You can spot the larger, newly relocated Bun House by the gang of people outside looking with wonder at the creations inside: perfect creamy-white closed Cantonese steamed buns prettily stamped with a Chinese character. These help to identify the bun’s filling, among them lamb, pork, beef, chicken, fish and veg. If you can’t read Chinese, the wall menu also makes clear which is which, and the dessert bun comes in its own holder – handy for both identification and catching creamy custard drips.

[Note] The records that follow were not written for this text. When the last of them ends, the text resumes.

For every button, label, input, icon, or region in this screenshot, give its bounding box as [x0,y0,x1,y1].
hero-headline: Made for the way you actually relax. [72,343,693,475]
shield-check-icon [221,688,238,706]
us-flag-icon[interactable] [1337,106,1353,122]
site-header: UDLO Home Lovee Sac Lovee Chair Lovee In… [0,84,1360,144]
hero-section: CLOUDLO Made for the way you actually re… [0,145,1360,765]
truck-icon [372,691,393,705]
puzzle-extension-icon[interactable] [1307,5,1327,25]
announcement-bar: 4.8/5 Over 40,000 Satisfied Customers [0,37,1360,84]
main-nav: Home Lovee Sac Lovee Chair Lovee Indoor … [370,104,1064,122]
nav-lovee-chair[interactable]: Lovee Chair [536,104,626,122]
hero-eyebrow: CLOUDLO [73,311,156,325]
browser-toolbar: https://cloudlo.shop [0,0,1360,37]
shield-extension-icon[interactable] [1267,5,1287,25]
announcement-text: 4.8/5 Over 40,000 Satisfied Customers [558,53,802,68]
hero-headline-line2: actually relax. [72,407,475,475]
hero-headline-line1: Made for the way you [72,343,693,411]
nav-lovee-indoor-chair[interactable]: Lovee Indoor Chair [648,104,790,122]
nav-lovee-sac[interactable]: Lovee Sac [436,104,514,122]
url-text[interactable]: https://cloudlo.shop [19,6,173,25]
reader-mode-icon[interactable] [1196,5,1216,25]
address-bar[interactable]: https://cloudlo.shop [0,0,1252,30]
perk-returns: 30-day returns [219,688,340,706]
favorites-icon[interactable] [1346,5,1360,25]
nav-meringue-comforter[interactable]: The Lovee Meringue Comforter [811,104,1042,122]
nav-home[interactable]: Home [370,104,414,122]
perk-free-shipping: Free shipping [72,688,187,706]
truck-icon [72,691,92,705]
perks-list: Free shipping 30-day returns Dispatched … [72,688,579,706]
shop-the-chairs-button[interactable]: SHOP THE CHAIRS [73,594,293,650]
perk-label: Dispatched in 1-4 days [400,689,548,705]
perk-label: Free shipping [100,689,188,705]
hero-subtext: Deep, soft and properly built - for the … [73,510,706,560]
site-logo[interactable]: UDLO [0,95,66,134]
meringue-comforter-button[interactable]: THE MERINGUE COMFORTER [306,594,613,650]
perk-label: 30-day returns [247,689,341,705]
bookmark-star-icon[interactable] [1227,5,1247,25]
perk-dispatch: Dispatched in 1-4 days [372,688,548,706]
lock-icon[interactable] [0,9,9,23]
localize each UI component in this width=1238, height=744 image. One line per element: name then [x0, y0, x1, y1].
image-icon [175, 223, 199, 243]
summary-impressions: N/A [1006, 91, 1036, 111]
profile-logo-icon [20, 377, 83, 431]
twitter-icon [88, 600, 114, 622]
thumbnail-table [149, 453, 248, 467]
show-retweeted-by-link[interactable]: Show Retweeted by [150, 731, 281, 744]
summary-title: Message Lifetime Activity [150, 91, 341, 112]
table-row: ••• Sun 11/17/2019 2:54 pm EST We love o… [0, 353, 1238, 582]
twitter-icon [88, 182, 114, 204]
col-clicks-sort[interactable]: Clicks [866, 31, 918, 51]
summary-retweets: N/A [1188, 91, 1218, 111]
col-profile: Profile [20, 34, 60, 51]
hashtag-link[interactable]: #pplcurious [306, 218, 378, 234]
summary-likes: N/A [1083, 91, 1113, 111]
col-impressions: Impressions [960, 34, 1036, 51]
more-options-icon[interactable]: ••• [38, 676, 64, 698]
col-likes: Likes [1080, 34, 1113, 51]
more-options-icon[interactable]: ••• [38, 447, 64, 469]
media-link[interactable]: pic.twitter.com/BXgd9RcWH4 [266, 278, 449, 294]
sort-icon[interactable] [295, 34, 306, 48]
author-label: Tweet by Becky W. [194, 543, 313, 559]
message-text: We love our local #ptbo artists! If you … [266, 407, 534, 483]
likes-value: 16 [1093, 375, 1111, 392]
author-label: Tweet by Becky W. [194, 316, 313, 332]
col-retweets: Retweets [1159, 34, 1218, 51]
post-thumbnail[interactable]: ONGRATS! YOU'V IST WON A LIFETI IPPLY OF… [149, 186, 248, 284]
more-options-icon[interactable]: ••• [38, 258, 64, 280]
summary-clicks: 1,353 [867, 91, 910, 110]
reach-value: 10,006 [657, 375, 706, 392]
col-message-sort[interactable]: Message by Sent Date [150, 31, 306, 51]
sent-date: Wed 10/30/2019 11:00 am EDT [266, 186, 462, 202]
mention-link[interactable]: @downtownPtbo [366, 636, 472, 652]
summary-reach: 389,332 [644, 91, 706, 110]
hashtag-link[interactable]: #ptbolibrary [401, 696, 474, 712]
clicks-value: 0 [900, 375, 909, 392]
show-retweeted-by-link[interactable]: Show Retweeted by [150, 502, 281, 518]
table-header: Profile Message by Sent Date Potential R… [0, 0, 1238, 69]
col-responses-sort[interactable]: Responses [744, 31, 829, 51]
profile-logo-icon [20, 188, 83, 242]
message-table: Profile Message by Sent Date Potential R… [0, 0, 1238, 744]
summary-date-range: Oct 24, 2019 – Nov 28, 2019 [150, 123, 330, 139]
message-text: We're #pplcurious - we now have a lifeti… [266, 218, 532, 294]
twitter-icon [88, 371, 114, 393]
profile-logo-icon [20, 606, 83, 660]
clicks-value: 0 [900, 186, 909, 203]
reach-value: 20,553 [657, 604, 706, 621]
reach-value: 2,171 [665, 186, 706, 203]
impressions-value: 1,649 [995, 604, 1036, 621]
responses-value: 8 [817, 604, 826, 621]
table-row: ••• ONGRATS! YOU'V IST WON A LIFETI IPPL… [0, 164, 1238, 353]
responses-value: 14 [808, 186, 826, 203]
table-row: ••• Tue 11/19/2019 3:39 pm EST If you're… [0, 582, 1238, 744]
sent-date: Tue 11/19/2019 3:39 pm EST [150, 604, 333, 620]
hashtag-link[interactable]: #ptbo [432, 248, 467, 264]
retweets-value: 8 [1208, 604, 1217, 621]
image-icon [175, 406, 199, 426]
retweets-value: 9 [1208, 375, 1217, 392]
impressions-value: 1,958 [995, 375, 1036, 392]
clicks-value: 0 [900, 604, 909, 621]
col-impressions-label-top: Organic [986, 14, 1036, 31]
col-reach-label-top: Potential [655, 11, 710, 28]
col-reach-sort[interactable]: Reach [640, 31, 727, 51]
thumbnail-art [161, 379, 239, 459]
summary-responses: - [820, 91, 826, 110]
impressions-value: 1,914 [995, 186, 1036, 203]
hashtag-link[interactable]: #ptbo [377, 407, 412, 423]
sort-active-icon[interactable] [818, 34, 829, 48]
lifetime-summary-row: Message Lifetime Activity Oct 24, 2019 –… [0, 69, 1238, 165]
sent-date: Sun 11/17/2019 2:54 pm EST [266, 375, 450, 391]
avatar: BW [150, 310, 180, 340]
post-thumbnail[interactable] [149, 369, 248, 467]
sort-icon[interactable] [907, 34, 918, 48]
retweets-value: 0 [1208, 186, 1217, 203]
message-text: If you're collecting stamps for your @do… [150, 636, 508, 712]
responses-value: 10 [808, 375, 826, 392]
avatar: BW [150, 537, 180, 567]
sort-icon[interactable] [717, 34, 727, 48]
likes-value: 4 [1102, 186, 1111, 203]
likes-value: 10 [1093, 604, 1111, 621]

Because there are only so many buns one can eat, the small but well-though-out menu takes in a selection of small dishes and rice pots too, as well as beer and tea. The buns are as you’d expect – fluffy, light dough wrapped around delicious morsels (ie, more filling, please), but added sides make the whole into a fine lunch. A rice pot of chicken, ginger and spring onions was almost as good as homemade, and chilli tripe, while looking like something out of ‘Alien’, offered a deep and delicious fermented black bean flavour. Sides of smashed cucumber and picked daikon were perfect accompaniments in a space cutely taking its design cues from Hong Kong tea rooms of the 1960s.
Before you leave, be sure to order Bun House’s pièce de résistance, an exploding custard bao of ridiculously rich and messy intensity. It’s the best thing here.